PyPI version Python Versions License: Apache 2.0

Atlas is an open-source multimodal insights engine for video understanding. Extract rich semantic insights from videos using AI, index them in a local vector store, chat with your video content from the terminal, or use the bundled Web UI served by the Atlas HTTP server.

https://github.com/user-attachments/assets/d28fb343-5c74-462f-996e-f0e5dc51cdf8

Features

  • 🎬 Multimodal Analysis: Extract visual cues, interactions, contextual information, audio analysis, and transcripts from videos
  • Real-time Streaming: extract and transcribe stream results to the terminal as each segment completes — no waiting for the full video
  • 🔍 Semantic Search: Index videos and search through content semantically using a local vector store (powered by zvec)
  • 💬 Video Chat: Ask questions about indexed videos; context is drawn from the vector store and prior conversation history
  • 🌐 Companion Web UI: Browse indexed videos, queue jobs, inspect stats, and use Atlas from a browser at /ui
  • 🧾 Persistent Run History: transcribe, extract, and index now persist every run, queued or direct, so outputs and benchmarks remain accessible later
  • 🤖 Powered by Gemini: Uses Google's Gemini models for multimodal analysis and embeddings
  • 🎙️ Groq Whisper Transcription: High-quality fast-video transcription via the transcribe command
  • 💻 CLI First: Clean, ergonomic command-line interface
  • 🔒 Local by default: Vector index stored on disk (~/.atlas/index); your videos never leave your machine

Performance

Function Avg / call Notes
Gemini multimodal analysis ~5s Processing time for a segment with multiple attributes
Groq Whisper (transcribe) ~5s / video Full video
ffmpeg clip ~0.1s Per chunk
zvec query ms Local HNSW, ~8× faster than Pinecone

For a ~5 min video with 15s chunk_duration (~20 chunks), wall time for indexing is typically ~90s with default concurrency, as chunks are processed in parallel.


Requirements

  • ffmpeg: Required for video clipping.

    • macOS: brew install ffmpeg
    • Ubuntu/Debian: sudo apt install ffmpeg
    • Windows: winget install ffmpeg
  • Platform Support: Linux (x86_64, ARM64) and macOS (ARM64)


Installation

Requirements

  • Python 3.12
  • ffmpeg (for video processing)

Install from PyPI

pip install atlas-video

Install from Source

git clone https://github.com/nwaughachukwuma/atlas.git
cd atlas
pip install -e ".[dev]"

Docker

Zero-setup option — no Python, no ffmpeg, no dependencies. Just Docker and your API keys.

Docker Hub Platforms

Pull the image

docker pull nwaughachukwuma/atlas-video
# or pin to a specific version
docker pull nwaughachukwuma/atlas-video:0.1.0

Quick one-liner usage

All configuration is passed via -e flags — fully 12-factor compliant.

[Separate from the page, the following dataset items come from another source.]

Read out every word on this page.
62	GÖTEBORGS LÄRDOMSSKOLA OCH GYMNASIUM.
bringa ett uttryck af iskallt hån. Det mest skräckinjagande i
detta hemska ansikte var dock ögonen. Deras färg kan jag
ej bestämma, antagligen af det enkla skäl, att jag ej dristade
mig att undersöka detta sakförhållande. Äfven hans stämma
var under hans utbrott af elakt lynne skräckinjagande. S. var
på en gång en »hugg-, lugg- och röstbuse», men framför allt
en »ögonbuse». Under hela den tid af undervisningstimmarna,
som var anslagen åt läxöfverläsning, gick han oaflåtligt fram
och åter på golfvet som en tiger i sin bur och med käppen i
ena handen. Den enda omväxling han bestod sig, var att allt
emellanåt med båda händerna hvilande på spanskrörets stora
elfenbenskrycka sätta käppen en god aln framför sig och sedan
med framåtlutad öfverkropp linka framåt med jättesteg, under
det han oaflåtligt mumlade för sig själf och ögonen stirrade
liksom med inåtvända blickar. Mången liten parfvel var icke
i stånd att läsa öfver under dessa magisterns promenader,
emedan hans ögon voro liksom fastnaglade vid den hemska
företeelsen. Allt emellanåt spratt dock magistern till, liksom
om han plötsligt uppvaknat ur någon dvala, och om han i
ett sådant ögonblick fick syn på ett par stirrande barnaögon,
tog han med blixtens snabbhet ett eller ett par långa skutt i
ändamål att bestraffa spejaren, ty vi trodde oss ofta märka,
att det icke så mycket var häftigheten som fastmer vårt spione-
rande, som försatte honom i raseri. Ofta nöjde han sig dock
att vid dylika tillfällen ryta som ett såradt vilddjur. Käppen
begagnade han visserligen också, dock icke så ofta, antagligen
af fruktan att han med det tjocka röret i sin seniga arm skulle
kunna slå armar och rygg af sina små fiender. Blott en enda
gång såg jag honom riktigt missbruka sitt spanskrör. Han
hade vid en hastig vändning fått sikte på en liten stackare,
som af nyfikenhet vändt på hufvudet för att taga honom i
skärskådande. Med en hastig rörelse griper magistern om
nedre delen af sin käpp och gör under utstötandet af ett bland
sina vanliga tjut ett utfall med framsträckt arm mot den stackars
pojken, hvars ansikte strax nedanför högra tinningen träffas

# Transcribe (Groq Whisper | Uses a Task Queue)
docker run --rm -it \
  -e GROQ_API_KEY="$GROQ_API_KEY" \
  -v "$(pwd)/videos:/data" \
  nwaughachukwuma/atlas-video transcribe /data/video.mp4

# Transcribe (streams to terminal)
docker run --rm -it \
  -e GROQ_API_KEY="$GROQ_API_KEY" \
  -v "$(pwd)/videos:/data" \
  nwaughachukwuma/atlas-video transcribe /data/video.mp4 --no-queue

# Extract insights
docker run --rm -it \
  -e GEMINI_API_KEY="$GEMINI_API_KEY" \
  -v "$(pwd)/videos:/data" \
  nwaughachukwuma/atlas-video extract /data/video.mp4

# Index a video (persist the vector store with a named volume)
docker run --rm -it \
  -e GEMINI_API_KEY="$GEMINI_API_KEY" \
  -v atlas-data:/home/atlas/.atlas \
  -v "$(pwd)/videos:/data" \
  nwaughachukwuma/atlas-video index /data/video.mp4 --benchmark

# Semantic search
docker run --rm -it \
  -e GEMINI_API_KEY="$GEMINI_API_KEY" \
  nwaughachukwuma/atlas-video search "machine learning demo"

# list all indexed videos
docker run --rm -it \
  nwaughachukwuma/atlas-video list-videos

# Chat with an indexed video
docker run --rm -it \
  -e GEMINI_API_KEY="$GEMINI_API_KEY" \
  nwaughachukwuma/atlas-video chat <video_id> "What topics are covered?"


# See all commands
docker run --rm nwaughachukwuma/atlas-video --help
# See version
docker run --rm nwaughachukwuma/atlas-video --version
# list queued tasks
docker run --rm nwaughachukwuma/atlas-video queue list

# list persisted runs
docker run --rm nwaughachukwuma/atlas-video runs list

Run as HTTP server (Docker)

The Docker image now starts the Atlas HTTP server and bundled Web UI by default.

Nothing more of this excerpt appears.